How Do You Stay in Touch?

My family is completing the major milestone of purchasing our first home. We initially bought it on paper, needing a lot of faith that it would actually get built, and not end up as a hole in the ground for year, like so many other housing starts in our area. We would walk by the construction site on a regular basis and see, bit by bit, that it was in fact being built.

hole

But then we reached a point where it seemed like it could get finished already. And the delivery date came. And the delivery date went – and we heard nothing from the management. Without information, the mind starts to wander, friends tell horror stories, and we began to think the worst.

Fast forward several weeks, many nights of lost sleep, anxiety-induced discomfort, and frustration as the expiry date for the lease on our current apartment approaches, and we are asked to do an inspection. We schedule our work and childcare around it. They try to change the date and time on us, to delay, all sorts of things. We grow more concerned. Then we finally go, and sure enough, not much has been done – for weeks.

Throughout this entire ordeal, if we had been notified that there were delays, or why there were delays, we would be annoyed, but could cope. The difficulty of not knowing when in fact our apartment would be ready, with the major holiday of Passover approaching, our current apartment lease expiring, and myriad of other smaller logistics, made us nervous and expect the worst.

Communication is Key

I bet that 99% of the problems, the headaches, and legal fees, could have been avoided if there was proper communication, about what is expected from the buyer, from the seller, who to be in touch with for what, and what the heck is the progress on the project.
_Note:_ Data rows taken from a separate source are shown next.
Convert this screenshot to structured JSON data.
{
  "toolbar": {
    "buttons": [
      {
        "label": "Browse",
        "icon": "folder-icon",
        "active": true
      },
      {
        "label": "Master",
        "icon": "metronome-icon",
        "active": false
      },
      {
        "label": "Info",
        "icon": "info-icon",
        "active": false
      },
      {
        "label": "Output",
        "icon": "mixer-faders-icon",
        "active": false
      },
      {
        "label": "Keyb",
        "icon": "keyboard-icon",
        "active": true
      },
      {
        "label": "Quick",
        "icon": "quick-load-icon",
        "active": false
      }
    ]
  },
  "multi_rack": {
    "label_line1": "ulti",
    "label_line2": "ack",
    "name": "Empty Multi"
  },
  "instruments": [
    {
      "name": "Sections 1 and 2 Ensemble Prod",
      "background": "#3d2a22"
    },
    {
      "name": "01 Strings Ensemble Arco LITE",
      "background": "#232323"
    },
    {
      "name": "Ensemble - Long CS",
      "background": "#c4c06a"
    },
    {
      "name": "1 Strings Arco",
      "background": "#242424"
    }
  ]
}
How are you in communication with your providers? Or your customers? Is it going smoothly?

One of the best ways to provide regular updates is e-mail marketing and social media. E-mail marketing is better suited toward targeted updates, because you can select specific audiences, for example one list for buyers of a home, and another list for those who have expressed interest in buying but are still in the sales funnel. Social media is better for more general updates.

I used to think of regular marketing via e-mail and social media as a tool to recruit and retain customers, to keep them in the loop and remember what we offer. But this experience led me to understand that regular communication with customers is important in order to prevent misunderstandings as well.

How To Communicate Effectively

Here is how you do it right. I’ll give an example from a much smaller purchase, a mifold booster seat. These highly portable child booster seats were supposed to have begun shipping, but there were a few delays. I received an e-mail with a video update from the head of the company, explaining the reasons for the delay, acknowledging his customer’s frustration, and apologizing for the inconvenience.

How much happier do you think we are knowing that they acknowledge the issue and provide a resolution, rather than leaving us to discover the delay for ourselves and start to worry that we may never see the product that we paid for?